The CBOE Volatility Index, commonly known as the market's fear gauge, has reached a record low for the year. According to one professional trader, this is welcome news for the stock market.
"The big surprise this week was all the positive news, though it may not seem so initially," Boris Schlossberg of BK Asset Management said Friday on CNBC's "Trading Nation." "The world did not fall apart as the market had expected."
Included in that positive news were resolutions in Greece and Iran, calming concerns about the state of oil and global markets. To top it off, companies such as Google and Netflix kicked off the second-quarter earnings season with better-than-expected results.
"We seem to have this aura of calmness," Schlossberg said. "It's very likely stock gains are going to continue, and the VIX is going to continue to go down."
The VIX dropped 29 percent over the week to 12.04 on Friday, the lowest level since December 2014. The fear index, which measures implied volatility based on options and signals investor uncertainty, reached its peak in October 2008 at 89.53.

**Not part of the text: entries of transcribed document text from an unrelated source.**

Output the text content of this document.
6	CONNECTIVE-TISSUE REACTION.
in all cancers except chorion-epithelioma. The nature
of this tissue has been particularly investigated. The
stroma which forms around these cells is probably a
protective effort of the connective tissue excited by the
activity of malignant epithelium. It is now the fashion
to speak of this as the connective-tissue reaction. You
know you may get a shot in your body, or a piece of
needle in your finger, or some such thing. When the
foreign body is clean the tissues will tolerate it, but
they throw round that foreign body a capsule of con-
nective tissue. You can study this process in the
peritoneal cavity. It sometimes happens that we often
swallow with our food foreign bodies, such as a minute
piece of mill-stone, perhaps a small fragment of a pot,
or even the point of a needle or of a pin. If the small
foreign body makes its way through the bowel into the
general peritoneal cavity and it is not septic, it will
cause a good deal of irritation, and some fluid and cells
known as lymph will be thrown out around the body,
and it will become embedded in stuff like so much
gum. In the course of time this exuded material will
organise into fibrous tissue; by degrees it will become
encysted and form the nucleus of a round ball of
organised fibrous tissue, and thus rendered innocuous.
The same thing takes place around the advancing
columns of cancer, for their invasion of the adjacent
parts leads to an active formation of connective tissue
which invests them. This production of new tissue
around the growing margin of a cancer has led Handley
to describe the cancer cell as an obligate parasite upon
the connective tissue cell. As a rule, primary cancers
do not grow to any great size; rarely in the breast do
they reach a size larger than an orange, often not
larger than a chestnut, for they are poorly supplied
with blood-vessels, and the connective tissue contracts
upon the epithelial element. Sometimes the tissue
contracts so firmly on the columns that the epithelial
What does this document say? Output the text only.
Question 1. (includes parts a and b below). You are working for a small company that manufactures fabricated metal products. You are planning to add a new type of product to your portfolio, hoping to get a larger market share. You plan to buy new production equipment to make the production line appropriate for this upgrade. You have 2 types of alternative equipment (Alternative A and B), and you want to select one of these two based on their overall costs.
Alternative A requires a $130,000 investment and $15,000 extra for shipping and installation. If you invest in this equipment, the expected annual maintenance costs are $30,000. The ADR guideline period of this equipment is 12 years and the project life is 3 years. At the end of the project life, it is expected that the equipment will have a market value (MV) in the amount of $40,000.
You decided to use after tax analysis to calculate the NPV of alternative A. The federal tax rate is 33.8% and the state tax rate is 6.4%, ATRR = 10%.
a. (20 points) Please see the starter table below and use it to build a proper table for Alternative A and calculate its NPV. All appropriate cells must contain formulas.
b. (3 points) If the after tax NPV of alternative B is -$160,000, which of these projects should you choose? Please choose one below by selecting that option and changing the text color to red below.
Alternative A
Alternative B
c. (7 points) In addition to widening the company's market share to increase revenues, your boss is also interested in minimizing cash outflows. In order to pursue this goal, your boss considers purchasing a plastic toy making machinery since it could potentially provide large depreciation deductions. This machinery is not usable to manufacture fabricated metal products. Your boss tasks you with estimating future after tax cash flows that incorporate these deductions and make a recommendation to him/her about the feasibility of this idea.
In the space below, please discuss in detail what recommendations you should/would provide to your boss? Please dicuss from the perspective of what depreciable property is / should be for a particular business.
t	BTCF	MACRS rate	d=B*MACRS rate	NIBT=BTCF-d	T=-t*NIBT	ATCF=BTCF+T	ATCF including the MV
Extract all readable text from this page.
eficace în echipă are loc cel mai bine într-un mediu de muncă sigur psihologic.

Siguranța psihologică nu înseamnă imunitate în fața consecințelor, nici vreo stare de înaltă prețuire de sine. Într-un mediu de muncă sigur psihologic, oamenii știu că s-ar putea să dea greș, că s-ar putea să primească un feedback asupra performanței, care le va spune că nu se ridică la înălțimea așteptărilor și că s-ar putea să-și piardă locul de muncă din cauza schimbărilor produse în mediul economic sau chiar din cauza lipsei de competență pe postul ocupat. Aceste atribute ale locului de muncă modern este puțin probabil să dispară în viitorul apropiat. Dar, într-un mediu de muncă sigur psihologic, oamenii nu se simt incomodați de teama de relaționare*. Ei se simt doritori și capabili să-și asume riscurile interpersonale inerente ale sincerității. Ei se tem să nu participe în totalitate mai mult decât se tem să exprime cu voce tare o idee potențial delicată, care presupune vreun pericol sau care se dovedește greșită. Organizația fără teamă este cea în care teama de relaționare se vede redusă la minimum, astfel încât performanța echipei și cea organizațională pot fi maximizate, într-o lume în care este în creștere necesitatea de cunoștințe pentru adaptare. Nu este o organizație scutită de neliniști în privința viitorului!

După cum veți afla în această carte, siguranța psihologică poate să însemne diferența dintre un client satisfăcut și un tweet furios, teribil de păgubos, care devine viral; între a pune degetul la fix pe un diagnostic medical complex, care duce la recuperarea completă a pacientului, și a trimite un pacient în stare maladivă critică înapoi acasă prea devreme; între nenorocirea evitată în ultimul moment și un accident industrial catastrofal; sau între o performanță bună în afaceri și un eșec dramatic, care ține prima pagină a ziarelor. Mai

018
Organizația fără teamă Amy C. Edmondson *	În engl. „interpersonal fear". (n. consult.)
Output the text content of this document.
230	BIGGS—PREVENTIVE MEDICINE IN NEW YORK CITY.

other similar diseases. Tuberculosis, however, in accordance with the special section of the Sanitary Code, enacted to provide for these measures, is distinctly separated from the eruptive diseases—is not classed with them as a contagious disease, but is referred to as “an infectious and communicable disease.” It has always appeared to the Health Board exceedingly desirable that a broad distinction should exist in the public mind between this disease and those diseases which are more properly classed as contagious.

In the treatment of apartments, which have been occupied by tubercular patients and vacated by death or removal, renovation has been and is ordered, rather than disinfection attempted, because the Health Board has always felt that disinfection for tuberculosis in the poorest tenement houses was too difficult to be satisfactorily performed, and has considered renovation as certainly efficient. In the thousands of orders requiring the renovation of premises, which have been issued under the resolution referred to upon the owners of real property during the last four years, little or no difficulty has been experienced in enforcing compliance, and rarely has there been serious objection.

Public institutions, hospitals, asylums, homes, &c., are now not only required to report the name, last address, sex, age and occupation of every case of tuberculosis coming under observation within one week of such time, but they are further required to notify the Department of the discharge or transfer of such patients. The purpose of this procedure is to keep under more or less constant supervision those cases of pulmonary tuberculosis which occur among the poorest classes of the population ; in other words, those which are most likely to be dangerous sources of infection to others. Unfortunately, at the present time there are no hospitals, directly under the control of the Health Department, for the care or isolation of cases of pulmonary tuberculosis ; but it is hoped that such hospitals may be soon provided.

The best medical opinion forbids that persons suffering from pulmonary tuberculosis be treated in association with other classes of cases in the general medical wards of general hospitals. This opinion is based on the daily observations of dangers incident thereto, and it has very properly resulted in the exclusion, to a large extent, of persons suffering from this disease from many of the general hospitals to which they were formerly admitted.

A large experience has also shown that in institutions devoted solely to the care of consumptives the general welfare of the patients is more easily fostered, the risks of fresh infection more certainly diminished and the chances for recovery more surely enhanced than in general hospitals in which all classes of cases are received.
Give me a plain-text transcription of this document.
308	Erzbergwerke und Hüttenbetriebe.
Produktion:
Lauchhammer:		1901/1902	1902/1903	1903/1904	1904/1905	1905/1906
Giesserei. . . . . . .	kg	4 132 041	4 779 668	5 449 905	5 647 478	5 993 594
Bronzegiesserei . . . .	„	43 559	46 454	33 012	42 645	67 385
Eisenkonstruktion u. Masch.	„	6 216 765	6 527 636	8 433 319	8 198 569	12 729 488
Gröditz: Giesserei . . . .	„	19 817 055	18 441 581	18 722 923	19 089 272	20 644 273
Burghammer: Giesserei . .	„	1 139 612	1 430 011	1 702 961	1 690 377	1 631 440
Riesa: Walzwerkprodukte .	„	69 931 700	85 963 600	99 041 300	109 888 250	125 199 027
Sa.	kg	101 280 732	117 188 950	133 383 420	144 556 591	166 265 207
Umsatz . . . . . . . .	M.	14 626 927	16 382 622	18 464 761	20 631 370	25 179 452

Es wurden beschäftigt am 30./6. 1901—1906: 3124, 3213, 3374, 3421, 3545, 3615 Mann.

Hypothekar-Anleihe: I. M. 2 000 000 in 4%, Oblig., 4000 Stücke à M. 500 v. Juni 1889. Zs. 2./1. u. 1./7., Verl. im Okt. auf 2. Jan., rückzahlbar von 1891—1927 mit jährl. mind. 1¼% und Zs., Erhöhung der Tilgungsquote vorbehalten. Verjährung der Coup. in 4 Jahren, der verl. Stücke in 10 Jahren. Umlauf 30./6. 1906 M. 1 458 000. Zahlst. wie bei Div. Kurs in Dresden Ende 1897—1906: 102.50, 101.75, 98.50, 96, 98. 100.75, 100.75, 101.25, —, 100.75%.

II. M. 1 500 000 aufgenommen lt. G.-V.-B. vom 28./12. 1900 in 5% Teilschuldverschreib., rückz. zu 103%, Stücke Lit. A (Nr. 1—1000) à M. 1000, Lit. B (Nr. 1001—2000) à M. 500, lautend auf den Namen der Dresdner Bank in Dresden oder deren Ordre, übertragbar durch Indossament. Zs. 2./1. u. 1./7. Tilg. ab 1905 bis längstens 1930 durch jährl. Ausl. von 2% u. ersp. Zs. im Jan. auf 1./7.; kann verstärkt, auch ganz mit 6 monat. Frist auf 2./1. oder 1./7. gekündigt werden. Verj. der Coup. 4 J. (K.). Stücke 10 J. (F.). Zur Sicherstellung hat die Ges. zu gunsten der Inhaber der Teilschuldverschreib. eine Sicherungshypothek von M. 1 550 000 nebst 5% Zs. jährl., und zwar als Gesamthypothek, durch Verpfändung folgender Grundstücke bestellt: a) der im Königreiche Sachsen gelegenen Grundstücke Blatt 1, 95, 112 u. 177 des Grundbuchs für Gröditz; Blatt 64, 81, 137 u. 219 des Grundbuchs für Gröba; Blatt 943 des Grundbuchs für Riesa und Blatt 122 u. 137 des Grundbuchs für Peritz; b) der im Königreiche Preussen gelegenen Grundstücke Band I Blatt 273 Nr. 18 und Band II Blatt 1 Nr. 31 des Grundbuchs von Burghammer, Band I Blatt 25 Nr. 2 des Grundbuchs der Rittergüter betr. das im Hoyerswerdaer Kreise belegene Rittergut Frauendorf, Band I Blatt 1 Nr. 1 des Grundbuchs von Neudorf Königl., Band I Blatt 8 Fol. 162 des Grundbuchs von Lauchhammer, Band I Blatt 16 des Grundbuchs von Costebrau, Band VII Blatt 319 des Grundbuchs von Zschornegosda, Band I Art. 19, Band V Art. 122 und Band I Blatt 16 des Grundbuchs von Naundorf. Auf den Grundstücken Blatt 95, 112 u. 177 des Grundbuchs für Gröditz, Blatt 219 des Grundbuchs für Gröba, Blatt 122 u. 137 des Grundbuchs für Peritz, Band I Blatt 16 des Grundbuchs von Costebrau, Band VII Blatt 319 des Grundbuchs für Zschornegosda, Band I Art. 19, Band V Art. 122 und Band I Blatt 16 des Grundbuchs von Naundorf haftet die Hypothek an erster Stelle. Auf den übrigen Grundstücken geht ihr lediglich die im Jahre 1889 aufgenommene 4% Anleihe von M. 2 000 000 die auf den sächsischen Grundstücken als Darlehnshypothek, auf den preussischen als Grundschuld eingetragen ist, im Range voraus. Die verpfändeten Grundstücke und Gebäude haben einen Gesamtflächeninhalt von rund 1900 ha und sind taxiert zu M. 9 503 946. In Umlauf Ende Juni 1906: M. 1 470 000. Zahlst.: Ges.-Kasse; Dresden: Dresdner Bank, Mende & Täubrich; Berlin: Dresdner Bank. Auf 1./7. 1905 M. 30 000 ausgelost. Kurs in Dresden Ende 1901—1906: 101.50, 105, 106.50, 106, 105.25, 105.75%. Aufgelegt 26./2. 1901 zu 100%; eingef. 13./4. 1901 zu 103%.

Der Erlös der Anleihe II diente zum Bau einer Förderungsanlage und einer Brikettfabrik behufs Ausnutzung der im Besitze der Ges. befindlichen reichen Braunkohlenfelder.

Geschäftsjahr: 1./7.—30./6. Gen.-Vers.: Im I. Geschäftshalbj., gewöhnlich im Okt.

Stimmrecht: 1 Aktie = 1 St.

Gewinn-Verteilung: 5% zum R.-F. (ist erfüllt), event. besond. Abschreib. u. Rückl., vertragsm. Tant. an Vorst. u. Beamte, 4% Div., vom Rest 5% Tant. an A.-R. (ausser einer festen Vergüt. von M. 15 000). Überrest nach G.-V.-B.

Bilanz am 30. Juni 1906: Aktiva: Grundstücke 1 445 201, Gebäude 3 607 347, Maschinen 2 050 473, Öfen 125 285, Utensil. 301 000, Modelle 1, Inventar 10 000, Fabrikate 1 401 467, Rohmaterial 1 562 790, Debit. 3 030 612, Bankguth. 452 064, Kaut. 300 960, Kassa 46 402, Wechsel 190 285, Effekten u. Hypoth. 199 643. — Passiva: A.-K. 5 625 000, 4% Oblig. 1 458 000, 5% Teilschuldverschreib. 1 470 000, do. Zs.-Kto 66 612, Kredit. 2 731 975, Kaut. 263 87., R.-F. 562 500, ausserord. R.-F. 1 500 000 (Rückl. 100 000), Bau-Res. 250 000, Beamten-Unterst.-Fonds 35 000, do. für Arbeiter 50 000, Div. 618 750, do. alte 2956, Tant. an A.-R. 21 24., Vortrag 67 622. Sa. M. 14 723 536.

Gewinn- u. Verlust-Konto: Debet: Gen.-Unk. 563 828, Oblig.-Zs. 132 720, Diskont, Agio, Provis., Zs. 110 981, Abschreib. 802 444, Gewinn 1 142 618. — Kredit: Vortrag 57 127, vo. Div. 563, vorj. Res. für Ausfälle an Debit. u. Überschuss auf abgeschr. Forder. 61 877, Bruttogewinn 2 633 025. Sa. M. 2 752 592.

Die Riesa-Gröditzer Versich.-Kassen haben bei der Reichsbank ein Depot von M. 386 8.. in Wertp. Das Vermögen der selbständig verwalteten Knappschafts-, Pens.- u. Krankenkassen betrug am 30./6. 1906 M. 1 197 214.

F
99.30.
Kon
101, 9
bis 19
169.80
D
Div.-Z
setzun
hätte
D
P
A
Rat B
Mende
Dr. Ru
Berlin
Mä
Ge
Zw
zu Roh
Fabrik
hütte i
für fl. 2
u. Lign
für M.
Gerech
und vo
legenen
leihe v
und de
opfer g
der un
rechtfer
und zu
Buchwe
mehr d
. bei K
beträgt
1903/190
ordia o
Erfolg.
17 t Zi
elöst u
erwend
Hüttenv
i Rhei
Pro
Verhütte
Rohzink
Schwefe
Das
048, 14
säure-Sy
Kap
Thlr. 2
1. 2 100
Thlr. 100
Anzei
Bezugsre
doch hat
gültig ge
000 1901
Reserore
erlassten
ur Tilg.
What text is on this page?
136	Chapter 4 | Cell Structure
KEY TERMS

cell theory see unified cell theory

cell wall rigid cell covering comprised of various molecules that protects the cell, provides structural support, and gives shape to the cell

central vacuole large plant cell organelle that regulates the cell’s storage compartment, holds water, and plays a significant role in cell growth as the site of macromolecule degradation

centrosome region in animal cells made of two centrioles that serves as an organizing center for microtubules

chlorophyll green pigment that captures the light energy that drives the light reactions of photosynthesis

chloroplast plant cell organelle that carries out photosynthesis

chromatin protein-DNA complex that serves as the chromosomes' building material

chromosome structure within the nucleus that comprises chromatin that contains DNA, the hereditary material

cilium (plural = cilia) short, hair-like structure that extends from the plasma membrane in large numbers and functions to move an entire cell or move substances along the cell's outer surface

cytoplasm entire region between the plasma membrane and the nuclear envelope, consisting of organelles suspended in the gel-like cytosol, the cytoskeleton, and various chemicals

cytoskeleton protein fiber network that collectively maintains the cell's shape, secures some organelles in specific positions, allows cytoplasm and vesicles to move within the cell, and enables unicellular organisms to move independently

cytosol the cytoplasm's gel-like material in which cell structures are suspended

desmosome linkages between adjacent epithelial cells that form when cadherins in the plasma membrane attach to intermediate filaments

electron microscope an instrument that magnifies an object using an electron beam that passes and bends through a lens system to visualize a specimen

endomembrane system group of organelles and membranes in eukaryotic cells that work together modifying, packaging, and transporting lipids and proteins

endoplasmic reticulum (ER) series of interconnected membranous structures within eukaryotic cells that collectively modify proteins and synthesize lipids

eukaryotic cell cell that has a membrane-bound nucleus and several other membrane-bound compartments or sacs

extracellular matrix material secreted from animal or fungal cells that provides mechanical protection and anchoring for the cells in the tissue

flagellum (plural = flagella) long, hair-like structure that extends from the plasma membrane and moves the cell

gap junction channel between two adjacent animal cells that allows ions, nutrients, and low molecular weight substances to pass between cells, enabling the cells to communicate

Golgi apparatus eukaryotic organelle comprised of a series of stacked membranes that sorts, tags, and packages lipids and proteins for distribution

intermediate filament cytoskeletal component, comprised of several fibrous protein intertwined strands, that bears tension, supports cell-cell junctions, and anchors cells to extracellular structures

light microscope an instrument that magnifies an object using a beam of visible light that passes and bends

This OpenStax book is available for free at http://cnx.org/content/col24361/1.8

The VIX is based on the price of options on the . The greater the size of the moves traders foresee, the more they tend to pay for options, and the higher the VIX will rise. And since S&P 500 options are most commonly used to get downside protection against long positions on stocks, the VIX is generally a measure of market fear.
But while the VIX has stayed low this year, Schlossberg warned that when change comes, it can come very quickly—meaning that now may be the time to purchase protection in the form of options.
"We still have the Dr. Feelgood vibe in the marketplace, but of course, any new risk on the horizon could bring us right back to a rise in the VIX," he said. "You buy straw hats in winter and now is a good time to buy protection."
However, Stacey Gilbert of Susquehanna International Group said the lower VIX isn't anything to get excited about.
"The market is just suggesting that some of the market risk has been taken out, but that's also being reflected in the actual price of the underlying index," Gilbert said Friday. "This is pretty much in line to what you would expect."